Some Thoughts On The Longhorn Network
It has been about one week since the University of Texas and ESPN announced that they would be partnering together to bring the Longhorn Network to fruition. This 20 year, $300 million deal is a landmark moment in collegiate athletics and even though the network is only going to show ONE live football game a season the move is a definite positive for the Longhorns on a myriad of levels.
We will get into the football issues after the jump but first a quick look at the definitive positives from the university stand point. Obviously the school as a whole is going to benefit from the added cash flowing into their already overflowing coffers. That means better facilities on both the academic and athletic front. That means more financial stability.

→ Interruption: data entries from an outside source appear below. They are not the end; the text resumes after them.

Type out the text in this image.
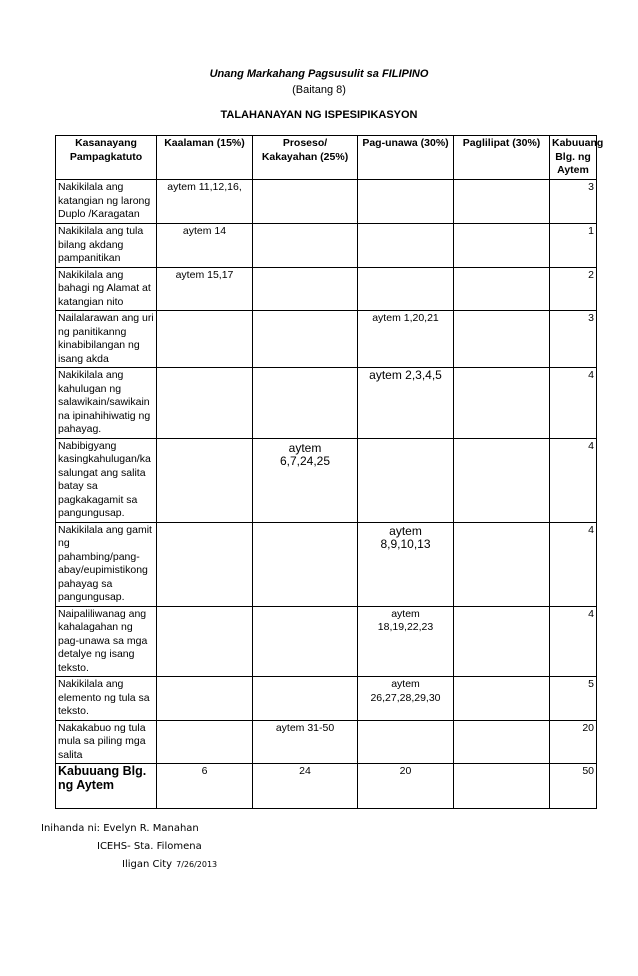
Unang Markahang Pagsusulit sa FILIPINO
(Baitang 8)
TALAHANAYAN NG ISPESIPIKASYON
Kasanayang Pampagkatuto	Kaalaman (15%)	Proseso/ Kakayahan (25%)	Pag-unawa (30%)	Paglilipat (30%)	Kabuuang Blg. ng Aytem
Nakikilala ang katangian ng larong Duplo /Karagatan	aytem 11,12,16,				3
Nakikilala ang tula bilang akdang pampanitikan	aytem 14				1
Nakikilala ang bahagi ng Alamat at katangian nito	aytem 15,17				2
Nailalarawan ang uri ng panitikanng kinabibilangan ng isang akda			aytem 1,20,21		3
Nakikilala ang kahulugan ng salawikain/sawikain na ipinahihiwatig ng pahayag.			aytem 2,3,4,5		4
Nabibigyang kasingkahulugan/ka salungat ang salita batay sa pagkakagamit sa pangungusap.		aytem 6,7,24,25			4
Nakikilala ang gamit ng pahambing/pang-abay/eupimistikong pahayag sa pangungusap.			aytem 8,9,10,13		4
Naipaliliwanag ang kahalagahan ng pag-unawa sa mga detalye ng isang teksto.			aytem 18,19,22,23		4
Nakikilala ang elemento ng tula sa teksto.			aytem 26,27,28,29,30		5
Nakakabuo ng tula mula sa piling mga salita		aytem 31-50			20
Kabuuang Blg. ng Aytem	6	24	20		50
Inihanda ni: Evelyn R. Manahan
ICEHS- Sta. Filomena
Iligan City 7/26/2013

Outside of the total university issues the biggest winners here are going to be the non-revenue sports. Texas has already proven themselves excellent in most any non-revs they choose to participate in, this channel is now where we'll see the biggest "recruiting" benefit. Most teams don't have non-revenue games on television, let alone a network dedicated to showing as many of their games as they can fit on the air. Swimming, diving, rowing, track, volleyball, softball and the like all getting plenty of run. Women's sports being on television more routinely. That is a huge plus that has gone un-mentioned due to the "revenue-centric" viewpoints that most folks have.
Hell I'd like to think that Texas would take this time to add some sports instead of operating at near the NCAA minimum but we know they're just going to pocket the money. For a school of this size and cash flow to only have 18 sports is somewhat disappointing. Another story for another day though I guess right?
So, non-revenues are out of the way, what does this mean for Texas football and more importantly the overall college football landscape?
Not as much as most folks are thinking.
As we saw during the conference expansion rodeo of an off-season ago Texas is one of a few schools capable of not only calling their own shots BUT also calling the shots for a bunch of other smaller dominoes. Those schools in the new 10-member Big XII were already forced to kneel at the Longhorns power altar, this isn't so much a slap in their already spat in faces as it is a teasing "I told you so" with regards their own second tier standing in the caste system.
Having your own school presidents, ADs and the commissioner tell you things are great and you'll just be making less money than Texas on a joint deal is the unfair advantage, not Texas doing what every other school in their position would do (Don't believe it? See BYU and their network, Notre Dame football and NBC and even UF-FSU and Sun Sports to a degree).
Regarding the hullabaloo created around the recruiting impact I implore folks to do a little research before they trot out this reasoning. Please take a look at what Texas has been doing in recruiting for the last half decade and their strategies and practices before just bloviating about how this is an unfair advantage. The network doesn't "give" them an unfair advantage it is more an exclamation point clearly punctuating the distinct advantage being The University of Texas in the state of Texas with Mack Brown as coach has already given the Longhorns.
There exists this basic misconception that a high school kid who watches or plays a game on the Longhorn network is the kid who somehow gives Texas an advantage. Even some folks posturing that if you grow up watching the Longhorn Network that is the advantage. Stop. This network isn't going to "introduce" kids to Texas football. Their mom's and dad's, aunt's and uncle's, pee wee coaches and teammates are going to introduce them to Longhorn football. Their middle school and high school coaches are going to introduce them to Longhorn football. That goodwill already exists, this network isn't going to create it.
Brown's coaching clinics, high school camps, youth camps and carousels are what has built the goodwill that this network will only serve to improve. High school coaches already love Texas. They already have an amazing rapport with high school staffs and that existed prior to the Longhorn Network.
The move is a solid one for Texas, they're goign to lock in their place atop the college football world and continue to widen the gap between themselves and their Big XII "compatriots." The recruiting impact won't necessarily be negligible but I think it is more an extension of what Mack Brown and Co were already pushing towards than some new method of locking down the state of Texas. The two schools I see possibly being bothered the most by this; LSU and Olkahoma, more specifically the Houston and Dallas pipelines they've built, seem to be some of the least affected by the ordeal.
The Longhorns are making a run at another Top 5 recruiting class this year, it would be their fourth in five years, that's all without the network folks.